13.1.10

CESAR SUMIYA O CARA Q CONVIVEU COM A BANDA‏

Conheci a legendária banda Fahrenheit 451 em 1989, através do então estudante de jornalismo Tony Hara. Estava morando em São Paulo, meio que retornando a Londrina e ele me levou a uma república na rua, Paes Leme, perto do Zerão, de onde surgia uma música altíssima e de altíssima qualidade, se não me engano Buzzcocks.
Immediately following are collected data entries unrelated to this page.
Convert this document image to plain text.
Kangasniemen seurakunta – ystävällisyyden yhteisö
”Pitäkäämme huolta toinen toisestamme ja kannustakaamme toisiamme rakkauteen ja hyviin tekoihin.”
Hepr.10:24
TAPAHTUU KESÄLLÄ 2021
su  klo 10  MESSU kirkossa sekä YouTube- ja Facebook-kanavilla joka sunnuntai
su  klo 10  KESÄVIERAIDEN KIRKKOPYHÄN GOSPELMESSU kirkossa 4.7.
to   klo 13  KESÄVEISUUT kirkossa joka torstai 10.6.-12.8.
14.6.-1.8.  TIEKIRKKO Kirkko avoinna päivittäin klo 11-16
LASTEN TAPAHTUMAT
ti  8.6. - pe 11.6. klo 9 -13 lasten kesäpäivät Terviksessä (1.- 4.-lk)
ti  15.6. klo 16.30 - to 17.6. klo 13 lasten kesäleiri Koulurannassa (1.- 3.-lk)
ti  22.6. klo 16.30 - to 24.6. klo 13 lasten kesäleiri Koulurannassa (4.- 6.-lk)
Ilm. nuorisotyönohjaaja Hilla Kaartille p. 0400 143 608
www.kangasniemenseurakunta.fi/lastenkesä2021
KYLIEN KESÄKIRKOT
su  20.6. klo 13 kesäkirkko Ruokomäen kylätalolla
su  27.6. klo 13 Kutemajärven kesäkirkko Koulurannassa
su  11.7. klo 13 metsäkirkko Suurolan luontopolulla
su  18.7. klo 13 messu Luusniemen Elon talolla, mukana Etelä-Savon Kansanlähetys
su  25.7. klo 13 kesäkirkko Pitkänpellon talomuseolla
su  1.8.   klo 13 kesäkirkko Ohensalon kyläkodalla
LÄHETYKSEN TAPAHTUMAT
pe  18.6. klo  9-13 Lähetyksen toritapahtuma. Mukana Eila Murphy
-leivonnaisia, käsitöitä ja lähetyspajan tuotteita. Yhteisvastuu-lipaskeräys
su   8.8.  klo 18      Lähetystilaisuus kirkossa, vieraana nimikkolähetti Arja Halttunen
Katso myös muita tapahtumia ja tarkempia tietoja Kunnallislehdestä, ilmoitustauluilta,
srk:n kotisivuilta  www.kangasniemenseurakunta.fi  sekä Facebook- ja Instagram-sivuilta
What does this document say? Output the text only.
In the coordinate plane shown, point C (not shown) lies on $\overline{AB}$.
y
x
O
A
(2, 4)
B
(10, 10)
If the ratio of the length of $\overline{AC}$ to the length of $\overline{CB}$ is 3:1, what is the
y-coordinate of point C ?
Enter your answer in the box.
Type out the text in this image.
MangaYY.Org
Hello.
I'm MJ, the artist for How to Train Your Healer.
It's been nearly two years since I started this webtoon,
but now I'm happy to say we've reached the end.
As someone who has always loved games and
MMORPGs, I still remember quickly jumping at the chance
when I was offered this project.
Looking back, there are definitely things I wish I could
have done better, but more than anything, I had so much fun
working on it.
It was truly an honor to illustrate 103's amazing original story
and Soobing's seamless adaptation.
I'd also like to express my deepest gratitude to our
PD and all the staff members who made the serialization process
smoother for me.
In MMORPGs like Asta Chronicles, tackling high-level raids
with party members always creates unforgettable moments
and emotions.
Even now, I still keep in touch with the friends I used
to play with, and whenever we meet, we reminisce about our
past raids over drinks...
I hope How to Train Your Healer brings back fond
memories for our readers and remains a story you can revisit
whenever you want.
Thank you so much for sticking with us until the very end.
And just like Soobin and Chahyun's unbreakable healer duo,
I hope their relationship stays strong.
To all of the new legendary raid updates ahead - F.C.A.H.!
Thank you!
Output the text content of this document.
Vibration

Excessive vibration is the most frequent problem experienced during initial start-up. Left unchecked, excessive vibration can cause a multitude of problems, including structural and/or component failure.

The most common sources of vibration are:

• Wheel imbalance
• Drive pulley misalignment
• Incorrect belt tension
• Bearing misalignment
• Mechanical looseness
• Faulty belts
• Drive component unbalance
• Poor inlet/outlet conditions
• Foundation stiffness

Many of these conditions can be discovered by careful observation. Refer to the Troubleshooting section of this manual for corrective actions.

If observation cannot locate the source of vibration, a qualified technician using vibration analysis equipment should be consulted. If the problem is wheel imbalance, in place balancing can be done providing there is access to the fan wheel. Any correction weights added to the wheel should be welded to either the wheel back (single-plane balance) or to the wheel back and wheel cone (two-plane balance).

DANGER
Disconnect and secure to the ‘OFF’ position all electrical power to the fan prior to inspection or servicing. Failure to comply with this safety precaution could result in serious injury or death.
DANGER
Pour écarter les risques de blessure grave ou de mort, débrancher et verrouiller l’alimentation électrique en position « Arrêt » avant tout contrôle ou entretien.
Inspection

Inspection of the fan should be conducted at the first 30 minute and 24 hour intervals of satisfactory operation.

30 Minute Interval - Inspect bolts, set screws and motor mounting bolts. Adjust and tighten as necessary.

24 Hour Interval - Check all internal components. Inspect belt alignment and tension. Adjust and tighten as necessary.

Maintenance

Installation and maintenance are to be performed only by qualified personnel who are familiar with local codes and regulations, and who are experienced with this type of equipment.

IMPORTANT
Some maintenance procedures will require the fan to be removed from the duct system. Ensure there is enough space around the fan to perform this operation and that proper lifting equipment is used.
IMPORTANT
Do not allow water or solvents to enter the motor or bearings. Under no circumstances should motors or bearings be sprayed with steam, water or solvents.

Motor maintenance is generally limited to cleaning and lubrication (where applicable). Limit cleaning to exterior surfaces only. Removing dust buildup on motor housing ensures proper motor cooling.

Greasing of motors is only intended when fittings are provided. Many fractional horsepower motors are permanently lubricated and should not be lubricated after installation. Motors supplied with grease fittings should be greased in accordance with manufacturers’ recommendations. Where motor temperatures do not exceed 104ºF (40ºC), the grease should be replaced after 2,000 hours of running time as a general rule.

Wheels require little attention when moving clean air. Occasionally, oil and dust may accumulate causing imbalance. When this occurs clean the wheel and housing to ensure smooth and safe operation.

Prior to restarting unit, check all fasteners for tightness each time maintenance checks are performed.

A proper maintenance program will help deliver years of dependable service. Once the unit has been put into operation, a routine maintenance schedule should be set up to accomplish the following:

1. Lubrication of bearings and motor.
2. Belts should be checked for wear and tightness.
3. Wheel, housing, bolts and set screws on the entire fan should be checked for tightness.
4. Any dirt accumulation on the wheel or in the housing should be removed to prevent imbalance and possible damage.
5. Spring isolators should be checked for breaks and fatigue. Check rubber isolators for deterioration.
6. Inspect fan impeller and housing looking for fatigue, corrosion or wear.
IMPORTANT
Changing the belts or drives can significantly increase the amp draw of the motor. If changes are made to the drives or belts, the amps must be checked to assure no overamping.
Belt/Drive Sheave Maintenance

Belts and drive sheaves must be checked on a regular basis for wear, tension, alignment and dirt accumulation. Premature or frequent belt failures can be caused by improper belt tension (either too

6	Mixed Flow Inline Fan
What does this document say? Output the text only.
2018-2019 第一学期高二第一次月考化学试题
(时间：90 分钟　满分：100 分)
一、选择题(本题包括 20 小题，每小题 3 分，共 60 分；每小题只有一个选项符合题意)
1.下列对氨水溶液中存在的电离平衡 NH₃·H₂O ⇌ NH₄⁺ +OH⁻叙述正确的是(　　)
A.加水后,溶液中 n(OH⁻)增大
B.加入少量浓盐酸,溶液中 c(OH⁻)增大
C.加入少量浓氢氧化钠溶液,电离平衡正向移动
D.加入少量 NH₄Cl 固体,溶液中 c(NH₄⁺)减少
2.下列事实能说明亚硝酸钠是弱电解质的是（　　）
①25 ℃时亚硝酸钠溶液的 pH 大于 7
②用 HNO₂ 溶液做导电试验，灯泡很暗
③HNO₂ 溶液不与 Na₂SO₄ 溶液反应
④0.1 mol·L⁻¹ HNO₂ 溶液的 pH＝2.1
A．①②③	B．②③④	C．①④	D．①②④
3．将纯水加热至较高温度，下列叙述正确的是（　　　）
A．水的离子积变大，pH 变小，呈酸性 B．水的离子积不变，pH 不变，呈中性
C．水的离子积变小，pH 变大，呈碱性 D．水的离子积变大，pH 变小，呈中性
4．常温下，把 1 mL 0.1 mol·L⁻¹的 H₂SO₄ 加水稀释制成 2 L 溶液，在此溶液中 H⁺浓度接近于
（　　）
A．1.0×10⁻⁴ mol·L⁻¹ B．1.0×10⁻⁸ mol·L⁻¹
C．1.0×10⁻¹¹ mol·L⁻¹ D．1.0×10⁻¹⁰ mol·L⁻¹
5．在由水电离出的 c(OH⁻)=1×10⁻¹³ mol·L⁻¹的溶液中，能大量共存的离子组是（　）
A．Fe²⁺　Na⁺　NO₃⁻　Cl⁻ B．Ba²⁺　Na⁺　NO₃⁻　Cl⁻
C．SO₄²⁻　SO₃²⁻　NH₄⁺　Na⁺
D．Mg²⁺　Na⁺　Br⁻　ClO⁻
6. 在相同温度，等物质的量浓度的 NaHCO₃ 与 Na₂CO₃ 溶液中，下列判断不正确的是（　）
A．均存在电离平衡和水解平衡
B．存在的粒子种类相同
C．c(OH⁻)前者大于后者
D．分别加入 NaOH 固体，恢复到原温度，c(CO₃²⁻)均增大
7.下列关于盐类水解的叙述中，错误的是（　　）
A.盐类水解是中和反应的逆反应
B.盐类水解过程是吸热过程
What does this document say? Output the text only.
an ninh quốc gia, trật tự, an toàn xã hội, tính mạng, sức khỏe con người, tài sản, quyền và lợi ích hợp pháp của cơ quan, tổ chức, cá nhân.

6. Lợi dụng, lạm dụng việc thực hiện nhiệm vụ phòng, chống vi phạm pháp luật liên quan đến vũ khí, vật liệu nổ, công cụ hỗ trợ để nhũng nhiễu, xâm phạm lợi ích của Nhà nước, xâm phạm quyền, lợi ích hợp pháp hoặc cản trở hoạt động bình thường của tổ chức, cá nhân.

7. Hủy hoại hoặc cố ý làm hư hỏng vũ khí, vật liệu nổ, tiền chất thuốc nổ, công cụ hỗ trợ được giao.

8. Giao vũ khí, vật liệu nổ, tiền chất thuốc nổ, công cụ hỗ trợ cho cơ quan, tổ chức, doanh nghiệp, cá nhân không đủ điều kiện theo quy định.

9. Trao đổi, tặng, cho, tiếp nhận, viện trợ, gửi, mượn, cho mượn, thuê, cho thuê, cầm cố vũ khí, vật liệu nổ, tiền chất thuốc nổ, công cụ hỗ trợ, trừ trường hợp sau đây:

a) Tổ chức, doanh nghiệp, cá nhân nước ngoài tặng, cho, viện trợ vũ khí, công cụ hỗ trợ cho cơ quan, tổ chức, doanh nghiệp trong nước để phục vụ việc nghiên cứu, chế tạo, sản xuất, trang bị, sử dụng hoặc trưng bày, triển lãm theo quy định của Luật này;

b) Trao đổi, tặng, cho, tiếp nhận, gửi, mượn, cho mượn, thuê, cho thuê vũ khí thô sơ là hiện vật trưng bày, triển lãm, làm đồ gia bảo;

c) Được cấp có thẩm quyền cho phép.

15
Espantou-me e como a música era bem tocada. Era um ensaio do Fahrenheit 451: Dimas de Jesus (Vocal), Duda Violada (Lead Guitar), Lincoln (Rithim Guitar), Marcelo Galvan (Bass Guitar) e Márcio Galvan (Drums). Posteriormente eles tocaram algumas composições próprias uma mistura bem dosada de hard rock 60, punk rock, uma pitada de Beatles e a adorável performance “Jaggeriana” de Dimas. Vale lembrar que lá também morava o Eduardo, ele não fazia parte da banda, mas era um agregado do grupo. Eles estavam em Londrina para supostamente estudar. Dimas fazia Comunicação, Marcelo e Duda Educação Artística, Márcio Computação e Eduardo um curso supletivo, mas o objetivo final era fazer Rock'n Roll. Eles eram todos de Umuarama e se espelhavam no exemplo de um amigo daquela cidade, Alex Totino, que acabou tocando na banda novaiorquina Das Damen. Ao final do ensaio conheci o pessoal e nasceu uma amizade que perdura até hoje. Lembro que nessa noite, ficamos conversando longamente na varanda da casa até quase o sol raiar, o assunto era logicamente rock'n roll, interessante o fato deles, gostarem de coisas sixties como mod e surf music (minha praia). O espectro de interesse deles incluía o blues e o jazz, foi a primeira vez que encontrei de uma só vez tantas pessoas com interesses semelhantes aos meus, inclusive em outras áreas como a literatura, eles adoravam a Beat Generation e o cinema, afinal Fahrenheit 451 é o título de um maravilhoso filme de Truffaut. Logo começamos a trocar informações. Eles vinham a minha casa para gravar fitas K-7, de coisas tão díspares que iam de Miles Davis a Beach Boys, passando pór Walter Smetak e Circle Jerks. Trocávamos livros e HQ's, às vezes eu tirava letras de músicas que eles pretendiam tocar, a mais insólita delas foi o tema do seriado infantil Banana Split, uns seis anos antes do CD Saturday Morning. Aos poucos o Fahrenheit 451 passou a se apresentar na cena underground londrinense. Eu destacaria particularmente duas em especial, a do lançamento do Fanzine Portugueis Klandestino de Tony Hara, Rogério Ivano e Tony Strauss, realizada no auditório interno da Concha Acústica e a da pós-inauguração do bar Gran Mausoléu do também lendário promoter Emerson Abelha, local onde se apresentaram literalmente todas as bandas relevantes do cenário independente brasileiro dos anos 90. Essas duas apresentações resumem muito bem o perfil da banda.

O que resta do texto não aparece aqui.